- Born: 241/855-56
- Died: 13 Rabi' I 300/29 October 912
- Occupations: Music theorist, literary historian, poet
- Notable work: Resāla fi’l-mūsīqī (Treatise on music), Ketāb al-bāher fī aḵbār šoʿarāʾ moḵażramī al-dawlatayn

= Abu Ahmad Monajjem =

Persian music theorist

Abu Ahmad Yahya ibn Ali ibn Yahya ibn Abi Mansur Aban al-Monajjem (ابواحمد یحیی ابن علی ابن یحیی ابن ابی منصور آبان المنجم; 241/855-56 – in 13 Rabi' I 300/29 October 912) was a medieval Persian music theorist, literary historian and poet.

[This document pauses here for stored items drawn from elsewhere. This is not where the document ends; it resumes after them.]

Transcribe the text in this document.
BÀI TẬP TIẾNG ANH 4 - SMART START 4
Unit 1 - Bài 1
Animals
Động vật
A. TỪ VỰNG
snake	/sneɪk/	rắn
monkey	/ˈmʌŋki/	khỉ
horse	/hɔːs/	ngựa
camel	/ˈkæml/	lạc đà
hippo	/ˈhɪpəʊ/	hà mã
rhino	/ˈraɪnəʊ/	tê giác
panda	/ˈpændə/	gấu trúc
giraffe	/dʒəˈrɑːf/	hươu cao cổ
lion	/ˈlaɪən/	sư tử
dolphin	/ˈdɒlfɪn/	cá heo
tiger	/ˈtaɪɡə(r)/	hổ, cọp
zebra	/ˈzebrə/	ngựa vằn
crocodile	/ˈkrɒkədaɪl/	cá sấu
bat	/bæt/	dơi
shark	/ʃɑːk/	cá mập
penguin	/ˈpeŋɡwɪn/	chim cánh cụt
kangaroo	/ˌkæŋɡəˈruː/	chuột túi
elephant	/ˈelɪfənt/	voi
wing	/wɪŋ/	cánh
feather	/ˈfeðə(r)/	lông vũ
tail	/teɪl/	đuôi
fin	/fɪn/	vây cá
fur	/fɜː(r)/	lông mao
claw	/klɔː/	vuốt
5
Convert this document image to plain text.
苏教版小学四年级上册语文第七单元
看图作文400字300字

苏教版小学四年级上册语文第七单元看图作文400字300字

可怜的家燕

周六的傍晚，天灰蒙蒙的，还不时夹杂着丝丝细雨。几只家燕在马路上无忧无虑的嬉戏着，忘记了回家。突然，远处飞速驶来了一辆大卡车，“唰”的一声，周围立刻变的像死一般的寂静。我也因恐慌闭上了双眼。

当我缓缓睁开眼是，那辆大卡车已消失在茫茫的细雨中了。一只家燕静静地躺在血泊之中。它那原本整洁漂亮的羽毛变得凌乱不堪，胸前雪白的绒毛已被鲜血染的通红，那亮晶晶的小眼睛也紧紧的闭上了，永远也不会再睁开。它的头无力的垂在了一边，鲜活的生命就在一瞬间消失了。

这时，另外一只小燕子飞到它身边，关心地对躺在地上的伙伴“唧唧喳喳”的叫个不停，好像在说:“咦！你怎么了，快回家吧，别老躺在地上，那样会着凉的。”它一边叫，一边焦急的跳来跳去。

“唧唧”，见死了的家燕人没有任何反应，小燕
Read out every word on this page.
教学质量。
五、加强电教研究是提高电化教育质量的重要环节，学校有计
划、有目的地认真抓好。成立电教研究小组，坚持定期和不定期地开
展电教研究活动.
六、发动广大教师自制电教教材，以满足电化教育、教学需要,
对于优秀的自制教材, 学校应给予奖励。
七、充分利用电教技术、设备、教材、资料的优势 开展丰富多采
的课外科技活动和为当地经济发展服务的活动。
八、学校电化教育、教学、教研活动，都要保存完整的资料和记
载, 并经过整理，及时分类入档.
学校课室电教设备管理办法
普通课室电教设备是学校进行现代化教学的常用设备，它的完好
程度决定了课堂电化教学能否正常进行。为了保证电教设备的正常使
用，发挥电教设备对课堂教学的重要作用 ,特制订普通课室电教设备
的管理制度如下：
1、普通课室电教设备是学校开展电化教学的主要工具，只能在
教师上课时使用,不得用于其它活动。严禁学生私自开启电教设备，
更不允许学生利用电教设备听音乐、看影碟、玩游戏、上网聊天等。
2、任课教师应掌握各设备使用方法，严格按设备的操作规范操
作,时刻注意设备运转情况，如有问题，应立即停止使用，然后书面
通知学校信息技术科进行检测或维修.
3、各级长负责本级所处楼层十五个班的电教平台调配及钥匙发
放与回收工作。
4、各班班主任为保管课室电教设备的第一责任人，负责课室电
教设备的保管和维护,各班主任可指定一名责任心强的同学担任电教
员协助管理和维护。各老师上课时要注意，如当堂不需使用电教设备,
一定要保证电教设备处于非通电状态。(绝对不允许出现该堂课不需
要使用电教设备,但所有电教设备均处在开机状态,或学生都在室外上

He belonged to the family of Banu Munajjem, a family of Iranian descent, associated with the Abbasid court for more than two centuries. His father 'Alī ibn Yaḥyā al-Munajjim (died 888) was a student of the renowned musician Ishaq al-Mawsili.

He is mainly famous for a treatise on music, Resāla fi’l-mūsīqī رساله فی الموسیقی written for Al-Mu'tadid. His other famous work, of equal importance, is a compilation of biographies with some poetry named Ketāb al-bāher fī aḵbār šoʿarāʾ moḵażramī al-dawlatayn. He was highly praised by Al-Marzubani as a decent poet. He was well-versed in Arabic language, and he it is said that he wrote many books, though even the name of those books are not known today.